Take the divergence of the electric field provided to show that \(\mathbf{E}^0_x\) must be zero.

Solution

Using the product rule for the divergence, we get \[ \nabla.\mathbf{E} = \left(\nabla.\mathbf{E}^0\right)e^{i\left(kx - \omega t\right)} + \mathbf{E}^0.\nabla e^{i\left(kx - \omega t\right)}. \] The first term is zero, since \(\mathbf{E}^0\) is a constant. We therefore get \[ \nabla.\mathbf{E} = \begin{pmatrix} \mathbf{E}^0_x\\ \mathbf{E}^0_y\\ \mathbf{E}^0_z \end{pmatrix} . \begin{pmatrix} ike^{i\left(kx - \omega t\right)}\\ 0\\ 0 \end{pmatrix} = ik\mathbf{E}^0_xe^{i\left(kx - \omega t\right)}. \] Maxwell’s equations tell us that this must be zero.
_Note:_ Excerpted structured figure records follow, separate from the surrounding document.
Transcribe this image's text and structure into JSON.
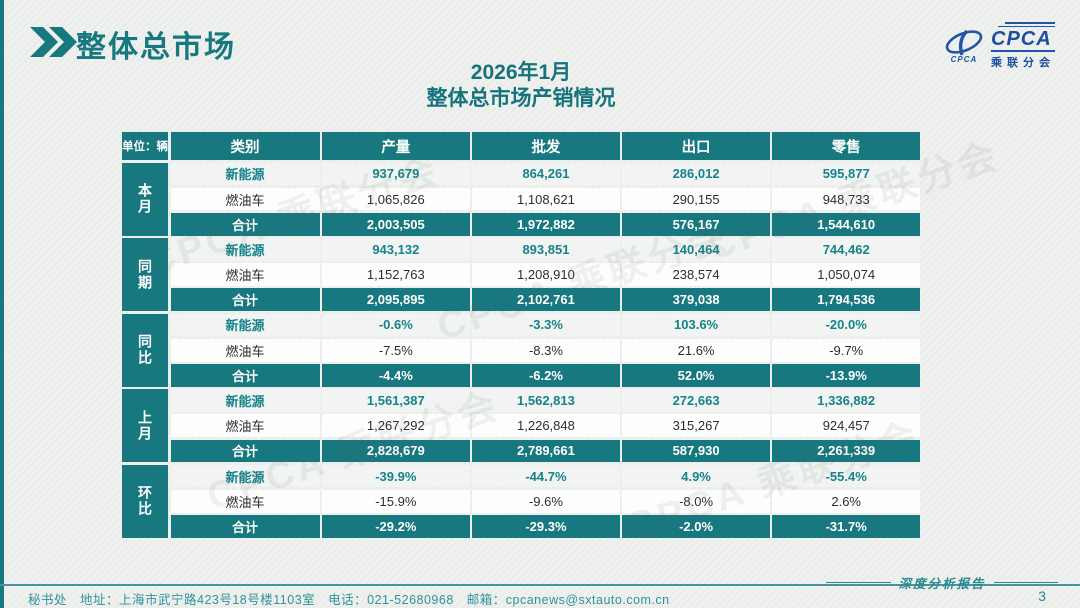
{
  "page": {
    "title": "整体总市场",
    "subtitle_line1": "2026年1月",
    "subtitle_line2": "整体总市场产销情况",
    "report_label": "深度分析报告",
    "page_number": "3",
    "watermark_text": "CPCA 乘联分会"
  },
  "logo": {
    "name": "CPCA",
    "subtitle": "乘联分会",
    "emblem_text": "CPCA"
  },
  "colors": {
    "teal": "#17787f",
    "nev_text": "#17838a",
    "logo_blue": "#1d4f9e",
    "footer_teal": "#30929a"
  },
  "table": {
    "unit_label": "单位：辆",
    "columns": [
      "类别",
      "产量",
      "批发",
      "出口",
      "零售"
    ],
    "groups": [
      {
        "name": "本月",
        "rows": [
          {
            "label": "新能源",
            "type": "nev",
            "values": [
              "937,679",
              "864,261",
              "286,012",
              "595,877"
            ]
          },
          {
            "label": "燃油车",
            "type": "fuel",
            "values": [
              "1,065,826",
              "1,108,621",
              "290,155",
              "948,733"
            ]
          },
          {
            "label": "合计",
            "type": "total",
            "values": [
              "2,003,505",
              "1,972,882",
              "576,167",
              "1,544,610"
            ]
          }
        ]
      },
      {
        "name": "同期",
        "rows": [
          {
            "label": "新能源",
            "type": "nev",
            "values": [
              "943,132",
              "893,851",
              "140,464",
              "744,462"
            ]
          },
          {
            "label": "燃油车",
            "type": "fuel",
            "values": [
              "1,152,763",
              "1,208,910",
              "238,574",
              "1,050,074"
            ]
          },
          {
            "label": "合计",
            "type": "total",
            "values": [
              "2,095,895",
              "2,102,761",
              "379,038",
              "1,794,536"
            ]
          }
        ]
      },
      {
        "name": "同比",
        "rows": [
          {
            "label": "新能源",
            "type": "nev",
            "values": [
              "-0.6%",
              "-3.3%",
              "103.6%",
              "-20.0%"
            ]
          },
          {
            "label": "燃油车",
            "type": "fuel",
            "values": [
              "-7.5%",
              "-8.3%",
              "21.6%",
              "-9.7%"
            ]
          },
          {
            "label": "合计",
            "type": "total",
            "values": [
              "-4.4%",
              "-6.2%",
              "52.0%",
              "-13.9%"
            ]
          }
        ]
      },
      {
        "name": "上月",
        "rows": [
          {
            "label": "新能源",
            "type": "nev",
            "values": [
              "1,561,387",
              "1,562,813",
              "272,663",
              "1,336,882"
            ]
          },
          {
            "label": "燃油车",
            "type": "fuel",
            "values": [
              "1,267,292",
              "1,226,848",
              "315,267",
              "924,457"
            ]
          },
          {
            "label": "合计",
            "type": "total",
            "values": [
              "2,828,679",
              "2,789,661",
              "587,930",
              "2,261,339"
            ]
          }
        ]
      },
      {
        "name": "环比",
        "rows": [
          {
            "label": "新能源",
            "type": "nev",
            "values": [
              "-39.9%",
              "-44.7%",
              "4.9%",
              "-55.4%"
            ]
          },
          {
            "label": "燃油车",
            "type": "fuel",
            "values": [
              "-15.9%",
              "-9.6%",
              "-8.0%",
              "2.6%"
            ]
          },
          {
            "label": "合计",
            "type": "total",
            "values": [
              "-29.2%",
              "-29.3%",
              "-2.0%",
              "-31.7%"
            ]
          }
        ]
      }
    ]
  },
  "footer": {
    "contact": "秘书处　地址：上海市武宁路423号18号楼1103室　电话：021-52680968　邮箱：cpcanews@sxtauto.com.cn"
  }
}
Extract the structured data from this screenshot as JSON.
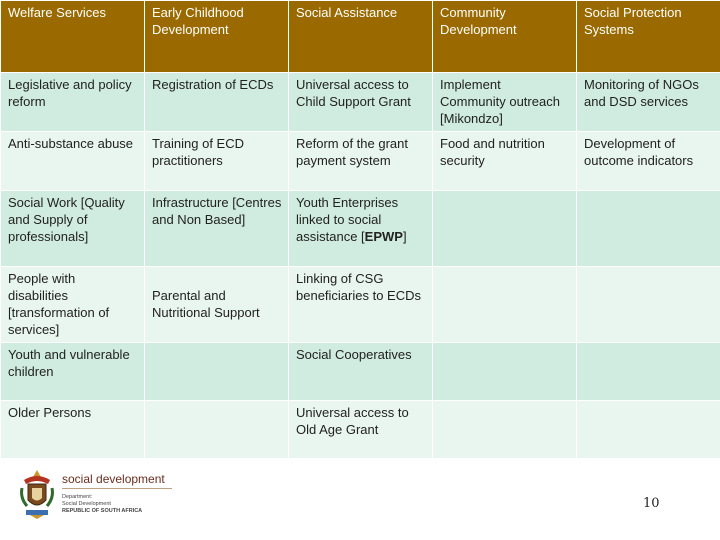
{
  "headers": [
    "Welfare Services",
    "Early Childhood Development",
    "Social Assistance",
    "Community Development",
    "Social Protection Systems"
  ],
  "rows": [
    [
      "Legislative and policy reform",
      "Registration of ECDs",
      "Universal access to Child Support Grant",
      "Implement Community outreach [Mikondzo]",
      "Monitoring of NGOs and DSD services"
    ],
    [
      "Anti-substance abuse",
      "Training of ECD practitioners",
      "Reform of the grant payment system",
      "Food and nutrition security",
      "Development of outcome indicators"
    ],
    [
      "Social Work [Quality and Supply of professionals]",
      "Infrastructure [Centres and Non Based]",
      "Youth Enterprises linked to social assistance [",
      "",
      ""
    ],
    [
      "People with disabilities [transformation of services]",
      "Parental and Nutritional Support",
      "Linking of CSG beneficiaries to ECDs",
      "",
      ""
    ],
    [
      "Youth and vulnerable children",
      "",
      "Social Cooperatives",
      "",
      ""
    ],
    [
      "Older Persons",
      "",
      "Universal access to Old Age Grant",
      "",
      ""
    ]
  ],
  "row3_col3_bold": "EPWP",
  "row3_col3_tail": "]",
  "footer": {
    "logo_name": "social development",
    "logo_lines": [
      "Department:",
      "Social Development",
      "REPUBLIC OF SOUTH AFRICA"
    ],
    "page_number": "10"
  },
  "colors": {
    "header_bg": "#9a6a00",
    "row_odd": "#d0ebe0",
    "row_even": "#e9f5ef"
  }
}
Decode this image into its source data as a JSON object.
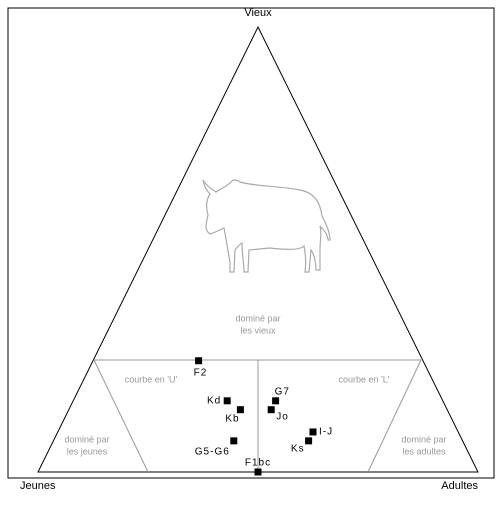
{
  "chart_data": {
    "type": "ternary",
    "axes": {
      "top": "Vieux",
      "left": "Jeunes",
      "right": "Adultes"
    },
    "regions": {
      "old": [
        "dominé par",
        "les vieux"
      ],
      "u": "courbe en 'U'",
      "l": "courbe en 'L'",
      "young": [
        "dominé par",
        "les jeunes"
      ],
      "adult": [
        "dominé par",
        "les adultes"
      ]
    },
    "color": "#000000",
    "points": [
      {
        "label": "F2",
        "young": 51,
        "adult": 24,
        "old": 25
      },
      {
        "label": "Kd",
        "young": 49,
        "adult": 35,
        "old": 16
      },
      {
        "label": "Kb",
        "young": 47,
        "adult": 39,
        "old": 14
      },
      {
        "label": "G7",
        "young": 38,
        "adult": 46,
        "old": 16
      },
      {
        "label": "Jo",
        "young": 40,
        "adult": 46,
        "old": 14
      },
      {
        "label": "I-J",
        "young": 33,
        "adult": 58,
        "old": 9
      },
      {
        "label": "Ks",
        "young": 35,
        "adult": 58,
        "old": 7
      },
      {
        "label": "G5-G6",
        "young": 52,
        "adult": 41,
        "old": 7
      },
      {
        "label": "F1bc",
        "young": 50,
        "adult": 50,
        "old": 0
      }
    ]
  }
}
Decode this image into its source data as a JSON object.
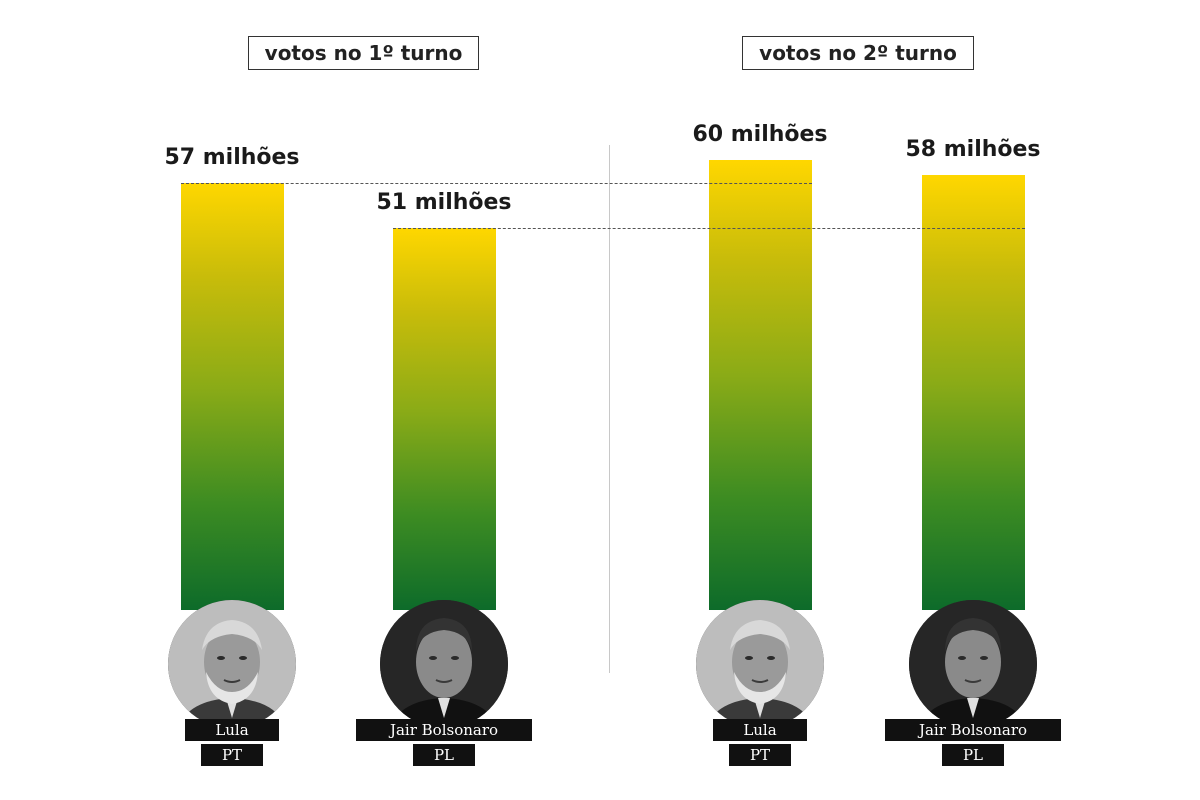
{
  "chart_data": [
    {
      "type": "bar",
      "title": "votos no 1º turno",
      "categories": [
        "Lula",
        "Jair Bolsonaro"
      ],
      "parties": [
        "PT",
        "PL"
      ],
      "values": [
        57,
        51
      ],
      "value_labels": [
        "57 milhões",
        "51 milhões"
      ],
      "unit": "milhões",
      "ylim": [
        0,
        60
      ],
      "grid": false,
      "colors": {
        "bar_top": "#ffd700",
        "bar_bottom": "#0d6b2a"
      }
    },
    {
      "type": "bar",
      "title": "votos no 2º turno",
      "categories": [
        "Lula",
        "Jair Bolsonaro"
      ],
      "parties": [
        "PT",
        "PL"
      ],
      "values": [
        60,
        58
      ],
      "value_labels": [
        "60 milhões",
        "58 milhões"
      ],
      "unit": "milhões",
      "ylim": [
        0,
        60
      ],
      "grid": false,
      "colors": {
        "bar_top": "#ffd700",
        "bar_bottom": "#0d6b2a"
      }
    }
  ],
  "icons": [
    "lula-portrait-icon",
    "bolsonaro-portrait-icon"
  ]
}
Since neither the wave number \(k\) nor the exponential can be zero, we are forced to conclude that \(\mathbf{E}^0_x = 0\) and so the electric field has no component parallel to the propagation of the wave.

By the same reasoning, we can use \(\nabla.\mathbf{B} = 0\) to show that \(\mathbf{B}^0_x=0\) and so the magnetic component of the wave is also transverse.

We may also use the third of Maxwell’s equations, i.e. \[ \nabla\times\mathbf{E} = -\frac{\partial \mathbf{B}}{\partial t} \] to show that \[ -k\mathbf{E}^0_z = \omega\mathbf{B}^0_y, \qquad k\mathbf{E}^0_y = \omega\mathbf{B}^0_z. \]

Exercise (practice with the curl)

Confirm that \[ \nabla\times\mathbf{E} = ike^{i\left(kx - \omega t\right)} \begin{pmatrix} 0\\ -\mathbf{E}^0_z\\ \mathbf{E}^0_y \end{pmatrix} . \] Compare this with \[ -\frac{\partial\mathbf{B}}{\partial t} = i\omega e^{i\left(kx - \omega t\right)} \begin{pmatrix} 0\\ \mathbf{B}^0_y\\ \mathbf{B}^0_z \end{pmatrix} \] to obtain \[ -k\mathbf{E}^0_z = \omega\mathbf{B}^0_y, \qquad k\mathbf{E}^0_y = \omega\mathbf{B}^0_z. \]

We now note that \[ \frac{k}{\omega}\hat{\mathbf{x}}\times\mathbf{E}^0 = \frac{k}{\omega} \begin{pmatrix} 0\\ -\mathbf{E}^0_z\\ \mathbf{E}^0_y \end{pmatrix} = \begin{pmatrix} 0\\ \mathbf{B}^0_y\\ \mathbf{B}^0_z \end{pmatrix} = \mathbf{B}^0. \] We therefore find that \(\mathbf{B}^0\) is perpendicular to both the \(x\)-axis and \(\mathbf{E}^0\). This in turn implies that \(\mathbf{B}\) is perpendicular to both the \(x\)-axis and \(\mathbf{E}\).

x, y and z axes are plotted in three dimensions. The x axis is long and pointing to the right, the y axis is short and pointing straight up, while the z-axis points towards the viewer. A wave is shown propagating to the right along the x-axis. This wave is made of two components. The first, in blue, has displacements only in the y direction and is the electric field. The second, in red, has displacements only in the z direction and is the magnetic field. When the electric field is displaced in the positive y direction, the magnetic field is displaced in the positive z direction. — Figure 1: A vertically polarised, sinusoidal electromagnetic wave.